Au cours d’une virée nocturne, je tombe sur cette page A4, pliée et abandonnée sur la table d’un boui-boui Saint-Gillois. Quel trésor et quelle chance, voici la trace que Facebook a pénétré notre réalité. Je m’empresse d’extraire cette relique aux yeux de mes compagnons de sortie. Le papier étant de pauvre qualité, l’atmosphère graisseuse du lieu pourraient dégrader encore un peu plus cet objet.
De retour chez moi et admirant plus longuement la trouvaille, il me parait évident que nous sommes là face à une œuvre − que je qualifierai − d’art.
En observant les détails, on peut comprendre qu’il s’agit d’une impression d’une copie locale d’une page de Facebook partagée au départ entre quelques utilisateurs du réseau social. Le but de la page semble être l’échange autour d’une ancienne photo de mariage. La légende indique “Mom and Dad in 1978”. On y voit une jeune femme en robe blanche et un jeune homme en costume posant derrière un bouquet de fleurs. La photo elle-même, légèrement floue, est une photo prise à partir d’un téléphone portable d’une reproduction plus ancienne, vraisemblablement tirée par procédé photochimique. Enchaînement de procédés de capture, reproduction et transmission à donner le vertige.

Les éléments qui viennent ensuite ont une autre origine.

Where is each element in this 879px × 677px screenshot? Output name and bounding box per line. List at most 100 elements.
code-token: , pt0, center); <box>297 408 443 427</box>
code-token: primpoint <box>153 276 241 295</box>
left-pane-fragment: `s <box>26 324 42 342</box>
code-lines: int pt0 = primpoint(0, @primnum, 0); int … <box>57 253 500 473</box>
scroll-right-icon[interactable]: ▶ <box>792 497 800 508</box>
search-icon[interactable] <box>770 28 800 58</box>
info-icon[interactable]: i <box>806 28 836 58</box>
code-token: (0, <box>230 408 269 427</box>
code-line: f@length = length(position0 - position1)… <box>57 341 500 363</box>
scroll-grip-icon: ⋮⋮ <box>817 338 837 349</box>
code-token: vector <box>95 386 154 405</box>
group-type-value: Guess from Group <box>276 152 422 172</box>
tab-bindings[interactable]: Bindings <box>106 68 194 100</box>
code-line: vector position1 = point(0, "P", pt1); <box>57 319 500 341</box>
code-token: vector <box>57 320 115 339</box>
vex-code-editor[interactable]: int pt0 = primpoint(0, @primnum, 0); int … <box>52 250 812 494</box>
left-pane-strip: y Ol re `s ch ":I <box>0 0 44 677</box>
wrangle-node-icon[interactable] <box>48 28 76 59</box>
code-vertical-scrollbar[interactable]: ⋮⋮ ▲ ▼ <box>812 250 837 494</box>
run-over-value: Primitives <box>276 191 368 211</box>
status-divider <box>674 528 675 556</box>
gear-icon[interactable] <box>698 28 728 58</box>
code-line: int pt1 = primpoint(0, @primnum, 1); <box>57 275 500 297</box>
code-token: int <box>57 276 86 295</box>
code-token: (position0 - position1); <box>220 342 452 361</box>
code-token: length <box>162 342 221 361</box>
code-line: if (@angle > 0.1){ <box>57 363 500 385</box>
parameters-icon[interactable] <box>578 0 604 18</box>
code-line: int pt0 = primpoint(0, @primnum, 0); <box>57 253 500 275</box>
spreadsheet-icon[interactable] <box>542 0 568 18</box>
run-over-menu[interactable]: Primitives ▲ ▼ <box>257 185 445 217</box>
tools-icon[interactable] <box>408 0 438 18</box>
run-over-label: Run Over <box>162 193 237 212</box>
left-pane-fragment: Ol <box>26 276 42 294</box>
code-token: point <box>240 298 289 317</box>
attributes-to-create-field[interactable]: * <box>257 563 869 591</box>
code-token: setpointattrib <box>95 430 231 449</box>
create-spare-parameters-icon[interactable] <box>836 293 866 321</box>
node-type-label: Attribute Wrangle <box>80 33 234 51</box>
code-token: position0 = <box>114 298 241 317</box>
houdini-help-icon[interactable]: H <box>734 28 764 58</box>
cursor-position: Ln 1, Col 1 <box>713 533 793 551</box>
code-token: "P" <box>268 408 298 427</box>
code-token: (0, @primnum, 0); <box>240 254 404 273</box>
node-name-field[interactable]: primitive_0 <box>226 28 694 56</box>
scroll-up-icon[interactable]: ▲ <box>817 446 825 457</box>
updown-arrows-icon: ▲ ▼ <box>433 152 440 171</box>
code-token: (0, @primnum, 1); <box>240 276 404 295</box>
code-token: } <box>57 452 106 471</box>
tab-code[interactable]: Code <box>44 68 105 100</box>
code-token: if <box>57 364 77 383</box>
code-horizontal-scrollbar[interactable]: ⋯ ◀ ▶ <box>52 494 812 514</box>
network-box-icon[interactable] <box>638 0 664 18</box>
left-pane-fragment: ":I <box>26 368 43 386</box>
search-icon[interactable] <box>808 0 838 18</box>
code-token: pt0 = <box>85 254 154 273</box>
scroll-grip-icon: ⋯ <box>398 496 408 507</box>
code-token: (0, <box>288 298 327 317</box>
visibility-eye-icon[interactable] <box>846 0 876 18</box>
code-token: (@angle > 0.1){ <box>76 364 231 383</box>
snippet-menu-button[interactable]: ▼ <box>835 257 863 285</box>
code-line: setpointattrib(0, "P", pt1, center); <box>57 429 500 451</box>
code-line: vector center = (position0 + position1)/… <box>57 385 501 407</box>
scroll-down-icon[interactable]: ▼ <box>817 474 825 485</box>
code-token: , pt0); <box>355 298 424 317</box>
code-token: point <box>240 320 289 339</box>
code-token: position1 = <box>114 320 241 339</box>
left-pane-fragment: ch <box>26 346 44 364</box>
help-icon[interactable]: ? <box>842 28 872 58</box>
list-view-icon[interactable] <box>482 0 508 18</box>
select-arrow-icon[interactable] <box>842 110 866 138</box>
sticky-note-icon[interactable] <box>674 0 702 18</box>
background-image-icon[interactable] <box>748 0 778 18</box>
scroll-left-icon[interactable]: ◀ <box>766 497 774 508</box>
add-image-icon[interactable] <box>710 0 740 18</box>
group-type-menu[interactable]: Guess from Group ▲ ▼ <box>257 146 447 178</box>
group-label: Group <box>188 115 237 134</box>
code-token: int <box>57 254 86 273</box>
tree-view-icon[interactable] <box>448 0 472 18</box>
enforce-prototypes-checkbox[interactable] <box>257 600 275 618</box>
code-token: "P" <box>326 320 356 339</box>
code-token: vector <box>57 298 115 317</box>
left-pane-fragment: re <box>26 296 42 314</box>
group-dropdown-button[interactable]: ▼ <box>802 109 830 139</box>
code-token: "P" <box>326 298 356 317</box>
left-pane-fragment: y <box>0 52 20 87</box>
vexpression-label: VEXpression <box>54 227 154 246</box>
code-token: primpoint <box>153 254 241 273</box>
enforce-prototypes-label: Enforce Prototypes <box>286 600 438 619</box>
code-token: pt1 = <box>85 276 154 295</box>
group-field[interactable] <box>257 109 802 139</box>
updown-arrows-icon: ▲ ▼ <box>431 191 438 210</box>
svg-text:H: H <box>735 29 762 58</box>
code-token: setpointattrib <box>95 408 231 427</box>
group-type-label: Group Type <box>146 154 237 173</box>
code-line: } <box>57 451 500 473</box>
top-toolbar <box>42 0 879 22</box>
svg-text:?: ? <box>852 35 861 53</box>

Techniquement, le procédé d’impression lui-même ainsi que l’apparition d’éléments de l’interface Facebook à des endroits inappropriés sur la page nous renseignent sur le contexte amateur du processus. Cette page était donc destinée à être échangée dans un cercle familial ou amical, sans doute pour permettre la discussion, en direct, hors réseau. Sans doute aussi pour élargir le cercle des participants et impliquer des personnes non-connectées à Facebook, la page elle-même n’ayant que 2 “j’aime” et 2 commentaires faits par les mêmes utilisateurs.
L’impression d’une page Facebook devient donc un objet social, un prétexte à discussion, un moyen d’échanger, de se souvenir. Le tout, entouré de publicité.
7 espaces publicitaires standardisés et accompagnés de leurs vignettes graphiques encadrent la photo des jeunes mariés. Le tout recouvre approximativement 33% de la page. Leur contenu nous donne peut-être des indications sur le sexe ou le statut célibataire ou veuf de l’utilisateur qui a imprimé cette page. Peu importe. C’est le souvenir familial lui-même qui est aujourd’hui encadré par la publicité.